The coronavirus pandemic is the perfect storm for hackers and worst-case scenario for business. More remote workers, more connected devices, and more risky connections present a dangerous combination for business attempting to weather the public health emergency. Indeed, the very changes brought on by the “new normal” favor an online environment in which hackers, scammers, and spammers thrive.

Every country in the world has seen at least one COVID-19 themed attack with, at times, devastating effect. For example, one of the Czech Republic’s biggest virus testing hub suffered a ransomware attack in March that disrupted operations and caused surgery postponements. Today, there is a clear and present danger when it comes to cybersecurity – and this is only amplified by the proliferation of cheap connected devices.

Internet of Things devices may be more numerous than ever before but that does not mean they are safer. In fact, the industry status quo prefers minimal cybersecurity standards that jeopardize sensitive company and customer data. Let’s explore why today, on World Password Day, even the strongest possible passwords do not guarantee your data from falling into the wrong hands.

The problem with passwords

One email address with one password is certainly easier for users to remember, but it is also easier for hackers to beat. Simple seven-character passwords can be cracked in a matter of minutes, rendering them almost as ineffective as no password at all. Security for many of today’s connected devices, though, continue to rely on single-factor authentication, and this is a problem in of itself.

For example, previously compromised email addresses and passwords recently allowed hackers to access Ring devices. The hackers then used the cameras to tease children and hurl racist insults. Arguably more alarming than the taunting of users is the tracking of users. Connected devices have the ability to capture many data points in a personal or professional setting and this makes their hackability all the more worrying.

Further, most companies do not have the ability to determine whether their devices have been hacked. A report of companies which use IoT technology in their workplace found that about half do not have mechanisms in place to detect if any of their devices had been undermined by bad actors. Thus, most connected devices today rely on user action to bolster security. Inaction, on the other hand, essentially opens the door for hackers to view the cameras and listen to the microphones of devices in the home and the office.

Extra layers, extra security

Both consumers and companies must consider their privacy when using contemporary connected devices. If business owners, for example, want to continue using devices in critical contexts then they must act accordingly to protect themselves. Today, there are plenty of user-friendly ways to do this.

The first, and likely the best way, is to remove passwords altogether. This can be with Public Key Infrastructure (PKI), which uses asymmetric cryptography to create an initial trust setting between the client and the target device. The generated key is simply installed to the device to replace any “password” and grant authentication. This is another form of single-factor authentication, but one which renders brute force attacks infeasible.

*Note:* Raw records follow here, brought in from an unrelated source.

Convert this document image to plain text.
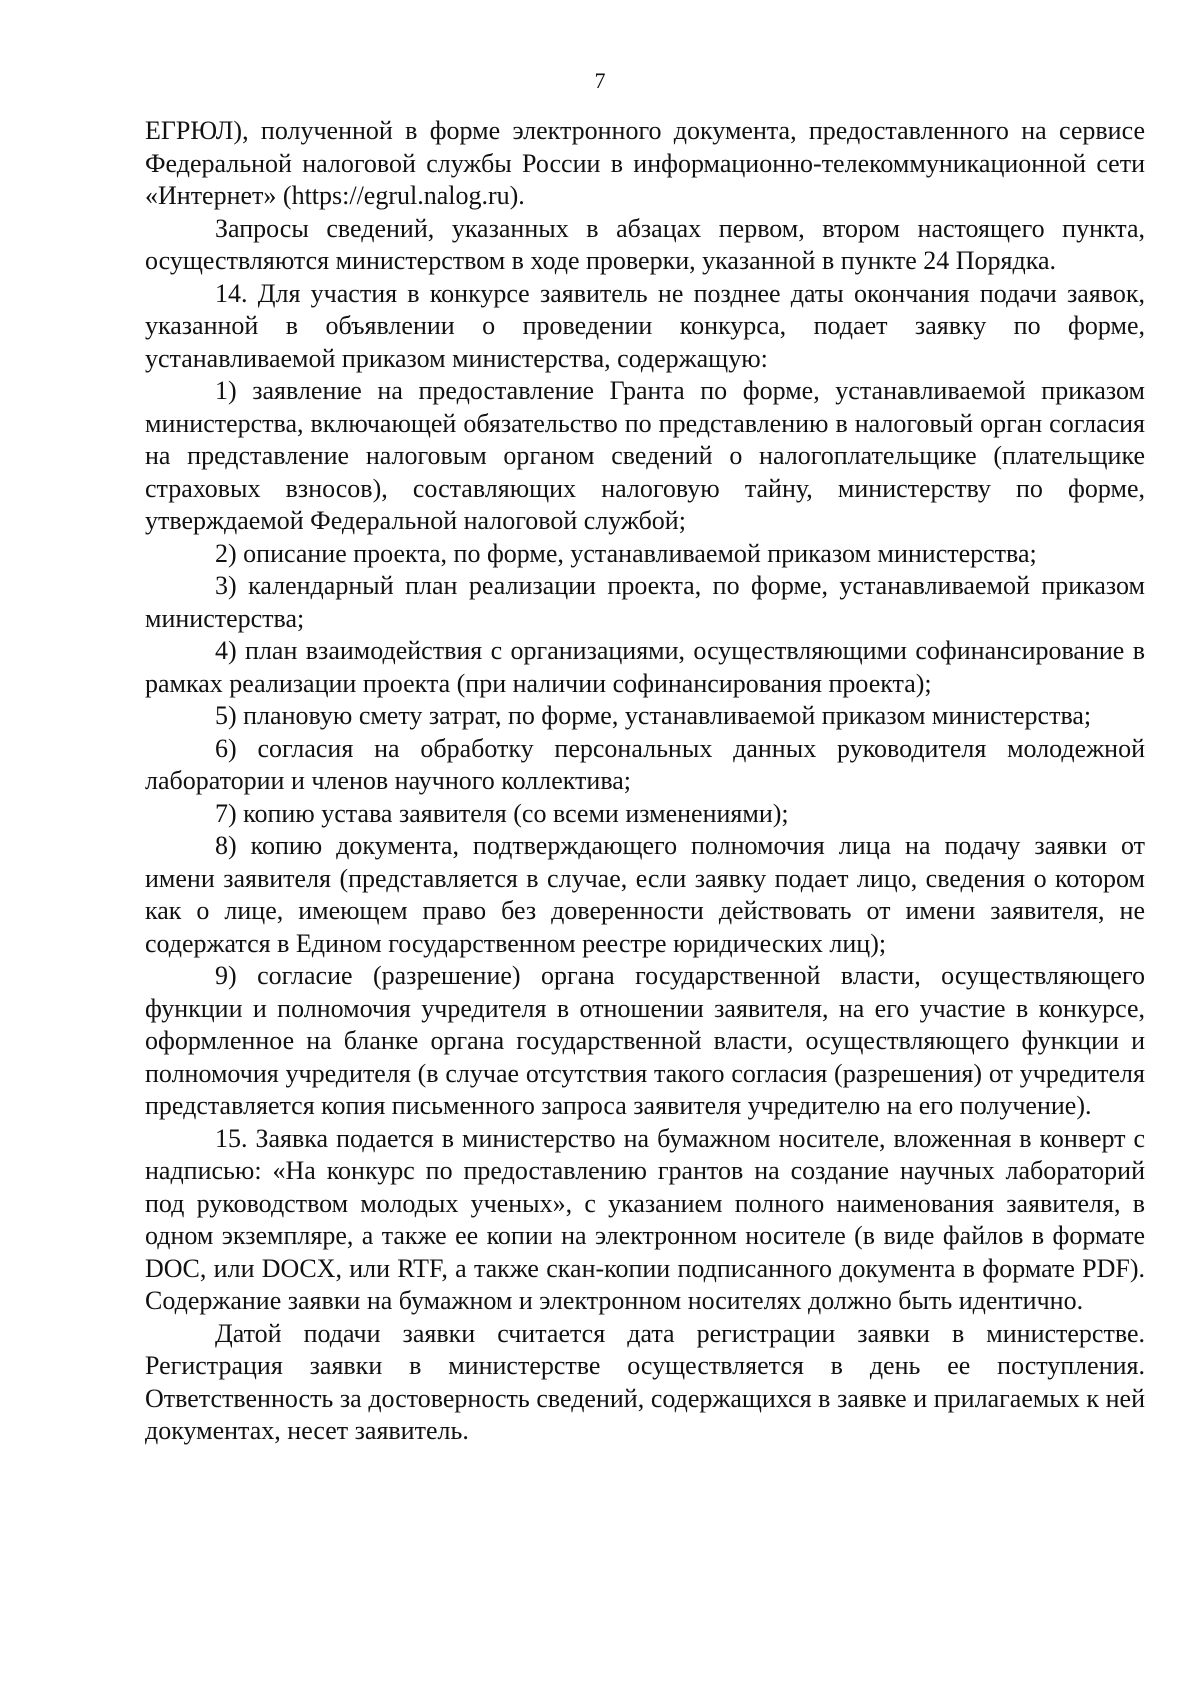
7

ЕГРЮЛ), полученной в форме электронного документа, предоставленного на сервисе Федеральной налоговой службы России в информационно-телекоммуникационной сети «Интернет» (https://egrul.nalog.ru).

Запросы сведений, указанных в абзацах первом, втором настоящего пункта, осуществляются министерством в ходе проверки, указанной в пункте 24 Порядка.

14. Для участия в конкурсе заявитель не позднее даты окончания подачи заявок, указанной в объявлении о проведении конкурса, подает заявку по форме, устанавливаемой приказом министерства, содержащую:

1) заявление на предоставление Гранта по форме, устанавливаемой приказом министерства, включающей обязательство по представлению в налоговый орган согласия на представление налоговым органом сведений о налогоплательщике (плательщике страховых взносов), составляющих налоговую тайну, министерству по форме, утверждаемой Федеральной налоговой службой;

2) описание проекта, по форме, устанавливаемой приказом министерства;

3) календарный план реализации проекта, по форме, устанавливаемой приказом министерства;

4) план взаимодействия с организациями, осуществляющими софинансирование в рамках реализации проекта (при наличии софинансирования проекта);

5) плановую смету затрат, по форме, устанавливаемой приказом министерства;

6) согласия на обработку персональных данных руководителя молодежной лаборатории и членов научного коллектива;

7) копию устава заявителя (со всеми изменениями);

8) копию документа, подтверждающего полномочия лица на подачу заявки от имени заявителя (представляется в случае, если заявку подает лицо, сведения о котором как о лице, имеющем право без доверенности действовать от имени заявителя, не содержатся в Едином государственном реестре юридических лиц);

9) согласие (разрешение) органа государственной власти, осуществляющего функции и полномочия учредителя в отношении заявителя, на его участие в конкурсе, оформленное на бланке органа государственной власти, осуществляющего функции и полномочия учредителя (в случае отсутствия такого согласия (разрешения) от учредителя представляется копия письменного запроса заявителя учредителю на его получение).

15. Заявка подается в министерство на бумажном носителе, вложенная в конверт с надписью: «На конкурс по предоставлению грантов на создание научных лабораторий под руководством молодых ученых», с указанием полного наименования заявителя, в одном экземпляре, а также ее копии на электронном носителе (в виде файлов в формате DOC, или DOCX, или RTF, а также скан-копии подписанного документа в формате PDF). Содержание заявки на бумажном и электронном носителях должно быть идентично.

Датой подачи заявки считается дата регистрации заявки в министерстве. Регистрация заявки в министерстве осуществляется в день ее поступления. Ответственность за достоверность сведений, содержащихся в заявке и прилагаемых к ней документах, несет заявитель.
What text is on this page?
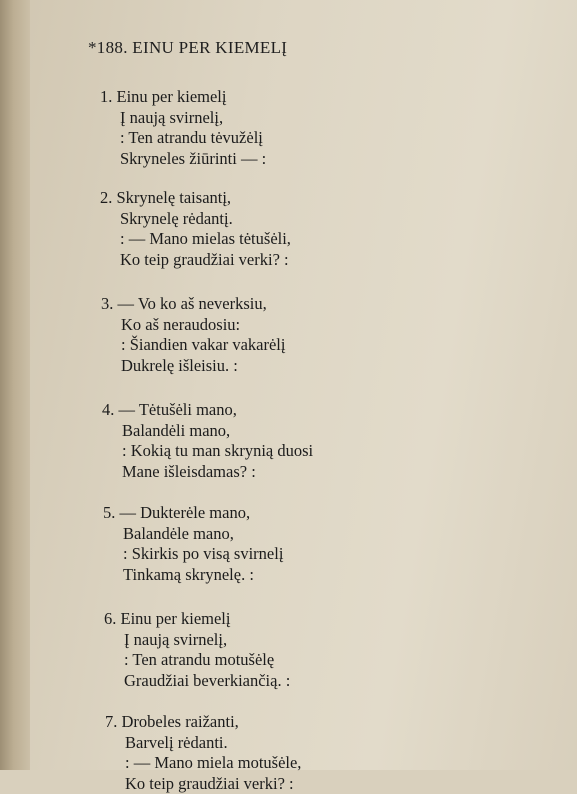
*188. EINU PER KIEMELĮ
1. Einu per kiemelį
Į naują svirnelį,
: Ten atrandu tėvužėlį
Skryneles žiūrinti — :
2. Skrynelę taisantį,
Skrynelę rėdantį.
: — Mano mielas tėtušėli,
Ko teip graudžiai verki? :
3. — Vo ko aš neverksiu,
Ko aš neraudosiu:
: Šiandien vakar vakarėlį
Dukrelę išleisiu. :
4. — Tėtušėli mano,
Balandėli mano,
: Kokią tu man skrynią duosi
Mane išleisdamas? :
5. — Dukterėle mano,
Balandėle mano,
: Skirkis po visą svirnelį
Tinkamą skrynelę. :
6. Einu per kiemelį
Į naują svirnelį,
: Ten atrandu motušėlę
Graudžiai beverkiančią. :
7. Drobeles raižanti,
Barvelį rėdanti.
: — Mano miela motušėle,
Ko teip graudžiai verki? :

The second is to customize default settings. Cybercriminals already know the default passwords that come with many IoT products. Users, if they still want to use passwords, should at least change the key access phrase into something made up of letters, numbers, and symbols.

Better yet, tailor the device connection. Many devices use cloud connections to relay commands. All the data is thereby kept on a third-party server which is susceptible to outside forces. Installing a peer-to-peer connection removes this danger by establishing direct communication between device and receiver.

The future of passwords

The IoT industry is being asked some tough questions. Some critics submit that if you cannot build a secure connected product that is private by design, you should not be building the product at all. The persistent and continual security faults in connected devices, however, is not preventing mass uptake inside the modern workplace and modern home.

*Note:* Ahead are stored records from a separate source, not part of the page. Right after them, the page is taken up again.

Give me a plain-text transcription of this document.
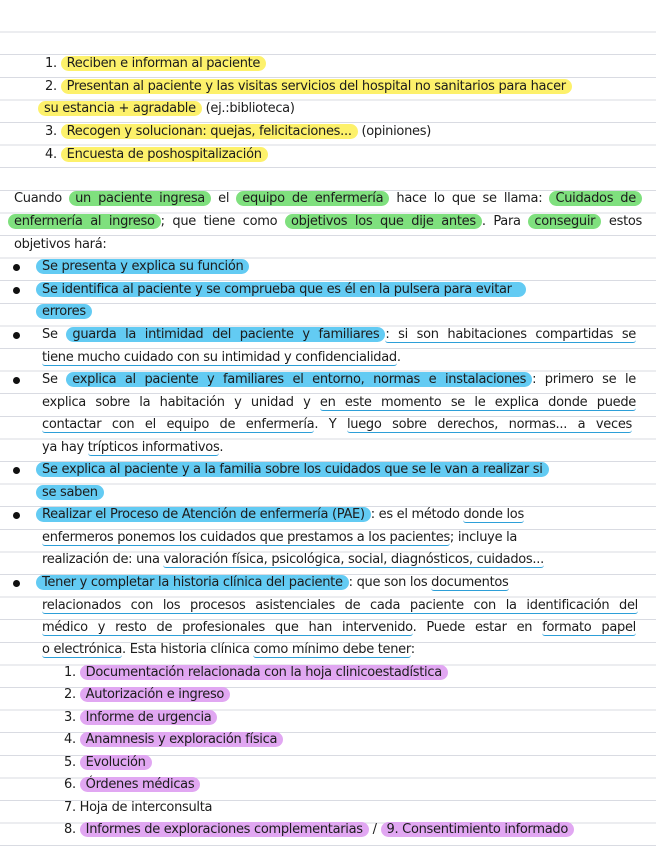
1. Reciben e informan al paciente
2. Presentan al paciente y las visitas servicios del hospital no sanitarios para hacer
su estancia + agradable (ej.:biblioteca)
3. Recogen y solucionan: quejas, felicitaciones... (opiniones)
4. Encuesta de poshospitalización
Cuando un paciente ingresa el equipo de enfermería hace lo que se llama: Cuidados de
enfermería al ingreso ; que tiene como objetivos los que dije antes . Para conseguir estos
objetivos hará:
Se presenta y explica su función
Se identifica al paciente y se comprueba que es él en la pulsera para evitar
errores
Se guarda la intimidad del paciente y familiares : si son habitaciones compartidas se
tiene mucho cuidado con su intimidad y confidencialidad.
Se explica al paciente y familiares el entorno, normas e instalaciones : primero se le
explica sobre la habitación y unidad y en este momento se le explica donde puede
contactar con el equipo de enfermería. Y luego sobre derechos, normas... a veces
ya hay trípticos informativos.
Se explica al paciente y a la familia sobre los cuidados que se le van a realizar si
se saben
Realizar el Proceso de Atención de enfermería (PAE) : es el método donde los
enfermeros ponemos los cuidados que prestamos a los pacientes; incluye la
realización de: una valoración física, psicológica, social, diagnósticos, cuidados...
Tener y completar la historia clínica del paciente : que son los documentos
relacionados con los procesos asistenciales de cada paciente con la identificación del
médico y resto de profesionales que han intervenido. Puede estar en formato papel
o electrónica. Esta historia clínica como mínimo debe tener:
1. Documentación relacionada con la hoja clinicoestadística
2. Autorización e ingreso
3. Informe de urgencia
4. Anamnesis y exploración física
5. Evolución
6. Órdenes médicas
7. Hoja de interconsulta
8. Informes de exploraciones complementarias / 9. Consentimiento informado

Connected devices, when used correctly, deliver business value in the form of competitive advantage, positive digital disruption, and flexibility. Fallible devices, however, can ruin livelihoods. For example, digital incidents cost businesses of all sizes $200,000 on average, with 60% going out of business within six months of being victimized.

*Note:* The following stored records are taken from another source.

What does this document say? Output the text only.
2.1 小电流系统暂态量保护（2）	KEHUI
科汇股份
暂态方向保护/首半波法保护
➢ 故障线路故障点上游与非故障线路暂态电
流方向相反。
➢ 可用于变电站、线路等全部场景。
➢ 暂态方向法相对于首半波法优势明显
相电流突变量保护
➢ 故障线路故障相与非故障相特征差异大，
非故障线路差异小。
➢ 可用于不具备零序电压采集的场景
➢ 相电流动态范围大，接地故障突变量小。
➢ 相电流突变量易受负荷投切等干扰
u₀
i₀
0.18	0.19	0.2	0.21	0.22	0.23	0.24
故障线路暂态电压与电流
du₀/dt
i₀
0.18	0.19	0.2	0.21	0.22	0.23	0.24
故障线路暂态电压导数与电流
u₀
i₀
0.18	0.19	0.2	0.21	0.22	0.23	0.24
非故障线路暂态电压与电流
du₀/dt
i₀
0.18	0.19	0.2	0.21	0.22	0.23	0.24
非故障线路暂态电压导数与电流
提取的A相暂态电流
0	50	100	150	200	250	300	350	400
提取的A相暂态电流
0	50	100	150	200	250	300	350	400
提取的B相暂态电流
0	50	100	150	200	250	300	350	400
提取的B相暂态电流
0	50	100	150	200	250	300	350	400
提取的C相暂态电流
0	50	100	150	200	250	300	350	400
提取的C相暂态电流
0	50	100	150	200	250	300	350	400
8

It is incumbent on the user to ensure they incorporate strict security protocols with connected devices. Passwords alone are not enough to protect cheap products and users would be foolish to think otherwise. Rather, users are best to incorporate additional security layers and cryptographic keys to bolster their cybersecurity.

This World Password Day, remember that device security starts with you. This quasi-holiday, which is celebrated on the first Thursday of May, serves as an important reminder that the need for solid passwords and improved cybersecurity is absolutely critical. Perhaps now more than ever, users need to take digital defence into their own hands – before it is too late.